参考になりました。ありがとうございます。
この中のプロパティデコレータはやや面倒で、PropertyDescriptor型を返す必要があります。この型は Object.defineProperty()で見るアレです。
また、返り値はanyかvoidである必要があるためanyを返却しています。strictモードで開発していたら注意を受けました。
classにつけるデコレータ mapping
は、 .name
でクラス名を取得しそれに対応つける形でインスタンスを持たせています。そのため、
/** DIマッピング用 */
const DIMapper = new Map<string, Object>();
という型になっています。
与える引数が文字列のクラス名なところがDjango ORMのprefetchみたいですね。
使ってみる
class A, B, Cをそれぞれ定義しました。入れ子になっていて注入が面倒そうです。
@mapping
class A {
prop: string;
constructor() {
this.prop = 'propA';
}
}
@mapping
class B {
@inject('A') private aaa!: A;
constructor() {}
get ap(): A {
return this.aaa;
}
}
@mapping
class C {
@inject('B') private bbb!: B;
constructor() {}
get bp(): B {
return this.bbb;
}
}
出来ているかを見てみます。
console.log(Array.from(DIMapper.entries())); // [ [ 'A', A { prop: 'propA' } ], [ 'B', B {} ], [ 'C', C {} ] ]

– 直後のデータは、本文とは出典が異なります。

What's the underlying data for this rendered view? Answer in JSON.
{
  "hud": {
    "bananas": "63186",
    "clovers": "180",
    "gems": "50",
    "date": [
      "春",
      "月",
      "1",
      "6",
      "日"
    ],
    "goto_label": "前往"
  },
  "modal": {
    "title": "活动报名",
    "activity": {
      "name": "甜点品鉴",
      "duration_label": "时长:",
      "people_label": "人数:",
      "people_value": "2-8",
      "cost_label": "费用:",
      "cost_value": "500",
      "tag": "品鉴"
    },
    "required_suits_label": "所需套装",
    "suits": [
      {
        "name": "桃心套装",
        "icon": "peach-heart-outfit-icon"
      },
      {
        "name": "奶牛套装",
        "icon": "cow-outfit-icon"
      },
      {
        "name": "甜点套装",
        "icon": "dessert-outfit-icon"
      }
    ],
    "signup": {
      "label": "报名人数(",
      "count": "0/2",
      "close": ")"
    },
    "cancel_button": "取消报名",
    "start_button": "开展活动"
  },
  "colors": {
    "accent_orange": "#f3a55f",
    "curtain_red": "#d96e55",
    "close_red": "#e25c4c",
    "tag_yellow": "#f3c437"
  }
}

インスタンスがマッピングされています。ですがデコレータをつけているプロパティが入っていません。
大丈夫なのでしょうか?
……大丈夫です。インスタンス生成後にはちゃんとDIされています。 いえ、正確にはconstructor処理中では依存性が注入されるインスタンスにアクセスできないので大丈夫ではないのですが、ここはいったん無視します。
追記:確認したところ、constructor内でも依存性注入済みのプロパティ値にアクセスできました。
確認してみましょう。
const ccc = DIMapper.get('C')! as C;
console.log(ccc.bp); // B {}
console.log(ccc.bp.ap); // A { prop: 'propA' }
いろいろ見なかったことにすれば出来ていそうですね!
終わりに
進捗報告終わりです。前の記事から少しは成長できているでしょうか?
上記のコードの問題点として、クラスの定義順次第ではインスタンスがMap上に格納されていなくて危険だったり、プロパティデコレータに与える文字列のタイポの危険性、Non-null assertion operatorをつける必要があったりと課題がたくさんあります。。
また今後の展望として、reflect-metadataを用いるか、よくわかっていないのですが引数のデコレータを用いるなどが考えられます。
今後もゆるくDI周りを漁っていきます。
読んでいただきありがとうございました。